Peux-tu partager certaines œuvres qui composent ton panthéon personnel ?
May B (1981) de Maguy Marin, Purgatorio de Romeo Castellucci, La classe morte de Tadeusz Kantor, Enjambe Charles(2013) de Sophie Perez et Xavier Boussiron, L’inspecteur général (1999) de Matthias Langhoff, Pension Schöller : die Schlacht (1995) de Frank Castorf. La danse du lion dans les spectacles de Kabuki. Les danses animalières de Joséphine Baker. A Night Journey (1947) de Martha Graham. Toute l’œuvre de Bob Fosse. Hate Radio (2013) de Milo Rau, la performance Milk and Cookies (1979) d’Andy Kaufman. Un show de Liberace. Le Sacre du Printemps (1913) de Nijinski, Le Jeune Homme et la Mort de Roland Petit, dansé par Nureyev et Zizi Jeanmaire. Le Grand Macabre mis en scène par La Fura dels Baus. La Cage aux folles (1973) avec Poiret et Serrault. Telefavela (Zeltsaga) (2005) mis en scène par René Pollesch.

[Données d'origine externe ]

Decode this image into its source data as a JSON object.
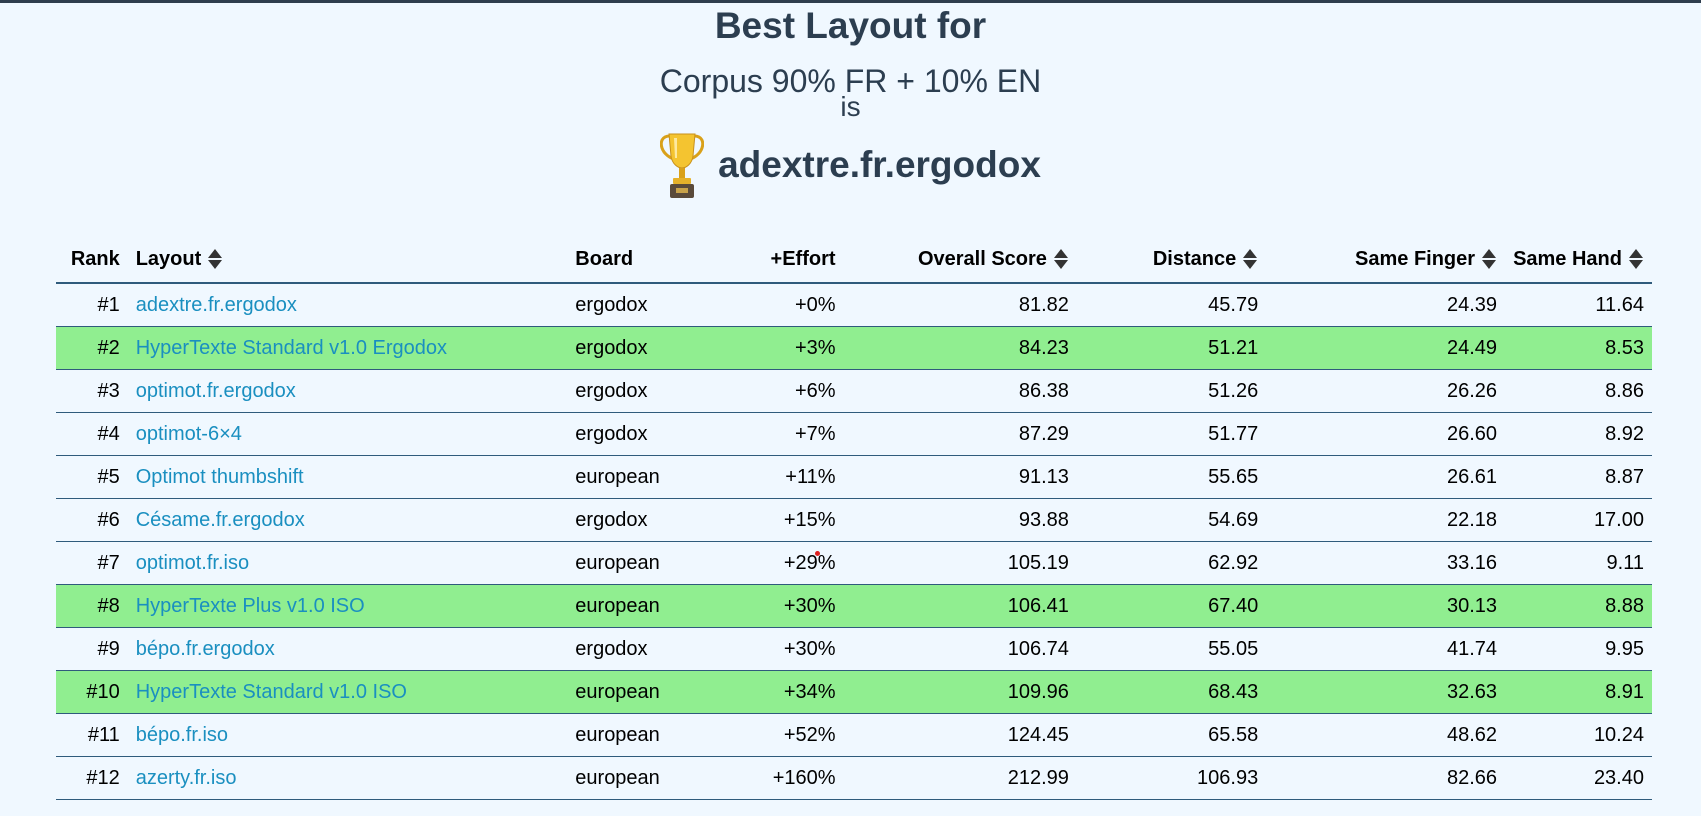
{
  "header": {
    "title": "Best Layout for",
    "corpus": "Corpus 90% FR + 10% EN",
    "is": "is",
    "winner": "adextre.fr.ergodox",
    "trophy_icon": "trophy-icon"
  },
  "table": {
    "columns": {
      "rank": "Rank",
      "layout": "Layout",
      "board": "Board",
      "effort": "+Effort",
      "overall": "Overall Score",
      "distance": "Distance",
      "same_finger": "Same Finger",
      "same_hand": "Same Hand"
    },
    "highlight_color": "#90ee90",
    "link_color": "#1a8fc0",
    "rows": [
      {
        "rank": "#1",
        "layout": "adextre.fr.ergodox",
        "board": "ergodox",
        "effort": "+0%",
        "overall": "81.82",
        "distance": "45.79",
        "same_finger": "24.39",
        "same_hand": "11.64",
        "highlight": false
      },
      {
        "rank": "#2",
        "layout": "HyperTexte Standard v1.0 Ergodox",
        "board": "ergodox",
        "effort": "+3%",
        "overall": "84.23",
        "distance": "51.21",
        "same_finger": "24.49",
        "same_hand": "8.53",
        "highlight": true
      },
      {
        "rank": "#3",
        "layout": "optimot.fr.ergodox",
        "board": "ergodox",
        "effort": "+6%",
        "overall": "86.38",
        "distance": "51.26",
        "same_finger": "26.26",
        "same_hand": "8.86",
        "highlight": false
      },
      {
        "rank": "#4",
        "layout": "optimot-6×4",
        "board": "ergodox",
        "effort": "+7%",
        "overall": "87.29",
        "distance": "51.77",
        "same_finger": "26.60",
        "same_hand": "8.92",
        "highlight": false
      },
      {
        "rank": "#5",
        "layout": "Optimot thumbshift",
        "board": "european",
        "effort": "+11%",
        "overall": "91.13",
        "distance": "55.65",
        "same_finger": "26.61",
        "same_hand": "8.87",
        "highlight": false
      },
      {
        "rank": "#6",
        "layout": "Césame.fr.ergodox",
        "board": "ergodox",
        "effort": "+15%",
        "overall": "93.88",
        "distance": "54.69",
        "same_finger": "22.18",
        "same_hand": "17.00",
        "highlight": false
      },
      {
        "rank": "#7",
        "layout": "optimot.fr.iso",
        "board": "european",
        "effort": "+29%",
        "overall": "105.19",
        "distance": "62.92",
        "same_finger": "33.16",
        "same_hand": "9.11",
        "highlight": false
      },
      {
        "rank": "#8",
        "layout": "HyperTexte Plus v1.0 ISO",
        "board": "european",
        "effort": "+30%",
        "overall": "106.41",
        "distance": "67.40",
        "same_finger": "30.13",
        "same_hand": "8.88",
        "highlight": true
      },
      {
        "rank": "#9",
        "layout": "bépo.fr.ergodox",
        "board": "ergodox",
        "effort": "+30%",
        "overall": "106.74",
        "distance": "55.05",
        "same_finger": "41.74",
        "same_hand": "9.95",
        "highlight": false
      },
      {
        "rank": "#10",
        "layout": "HyperTexte Standard v1.0 ISO",
        "board": "european",
        "effort": "+34%",
        "overall": "109.96",
        "distance": "68.43",
        "same_finger": "32.63",
        "same_hand": "8.91",
        "highlight": true
      },
      {
        "rank": "#11",
        "layout": "bépo.fr.iso",
        "board": "european",
        "effort": "+52%",
        "overall": "124.45",
        "distance": "65.58",
        "same_finger": "48.62",
        "same_hand": "10.24",
        "highlight": false
      },
      {
        "rank": "#12",
        "layout": "azerty.fr.iso",
        "board": "european",
        "effort": "+160%",
        "overall": "212.99",
        "distance": "106.93",
        "same_finger": "82.66",
        "same_hand": "23.40",
        "highlight": false
      }
    ]
  }
}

Quels sont, selon toi, les enjeux du théâtre aujourd’hui ?
Ce n’est peut-être pas très important, si tout ce qu’on fait, c’est danser au bord du gouffre pour toujours. C’est une citation de Michael Moorcock. Je n’aurais pas mieux dit.
Quel rôle l’artiste doit-il avoir dans la société aujourd’hui ?
Je vais encore citer Nietzsche, mais pour moi, c’est la meilleure définition : L’art nous est donné pour nous empêcher de mourir de la vérité. On pourrait dire la même chose du rire.